GSE reform that includes a 10% first-loss requirement for private investors may be an appropriate way to revitalize secondary mortgage markets, but raising costs significantly relative to FHA premiums lacks a comprehensive approach needed to get housing finance right once and for all. As such, FHA reform would serve as a major enhancement to the Johnson-Crapo proposal as it could ensure long-term viability of both the MMI and new Mortgage Insurance Fund.

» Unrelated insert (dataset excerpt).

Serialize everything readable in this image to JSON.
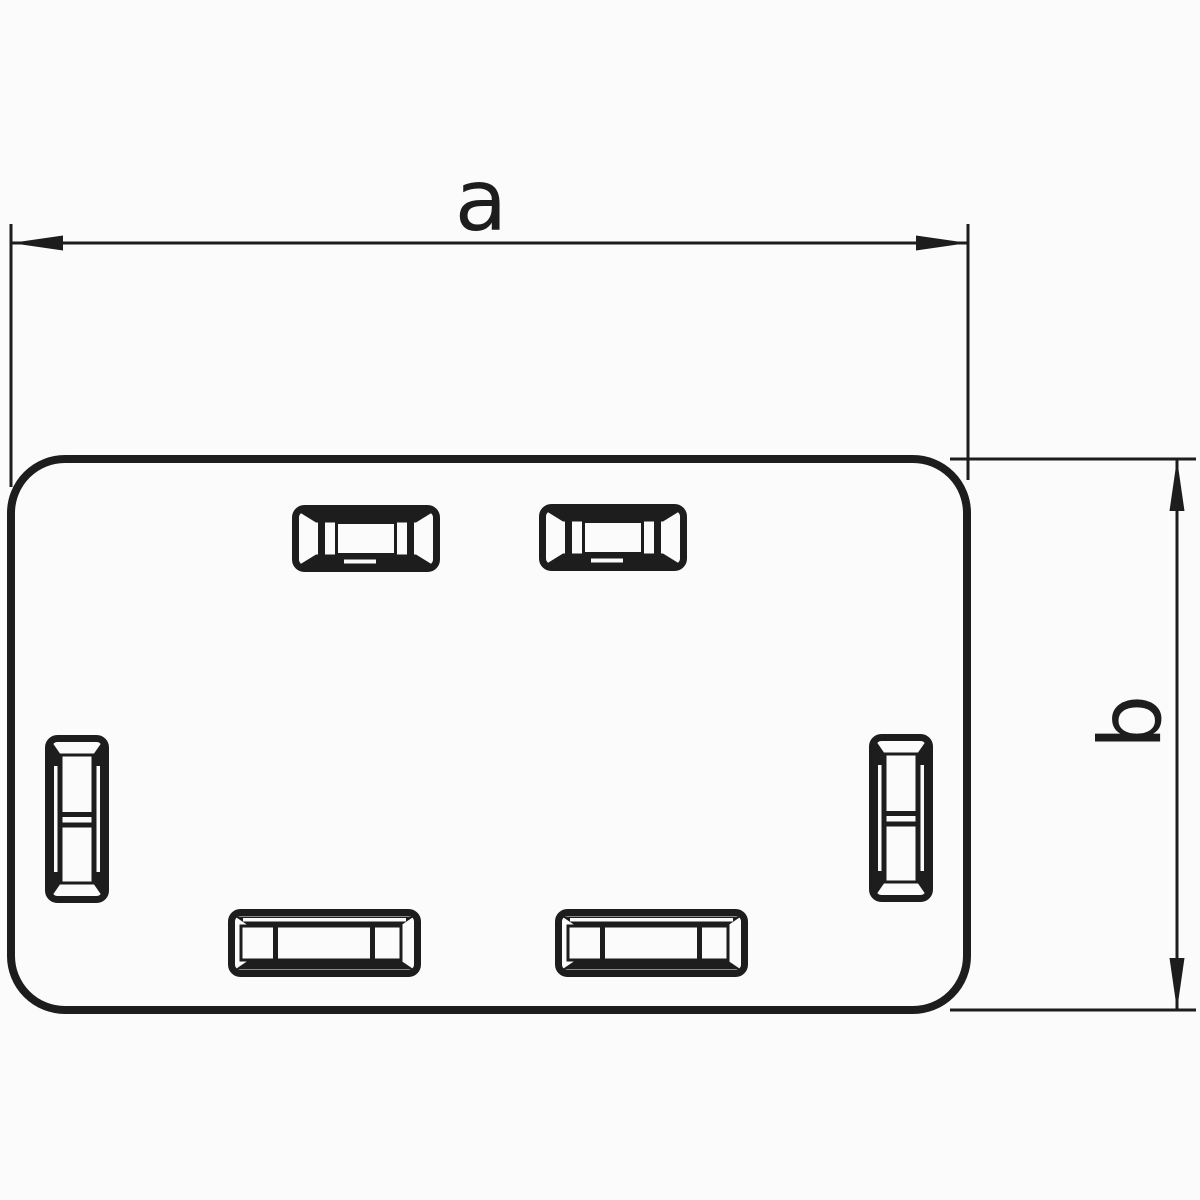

Proposals to allow the FHA to engage in credit risk-sharing arrangements, establish targets allowing it to scale up and down with market cycles and remove it from HUD, among others, would strengthen rather than detract from GSE reform. Ignoring FHA reform in this process because it complicates GSE reform and risks getting legislation passed is the wrong outcome for housing finance policy. In the end, this move risks perpetuating a bifurcated mortgage market where winners and losers are made and that usually spells trouble for taxpayers.

Clifford Rossi is the Professor-of-the-Practice at the Robert H. Smith School of Business at the University of Maryland and and a principal in Chesapeake Risk Advisors LLC.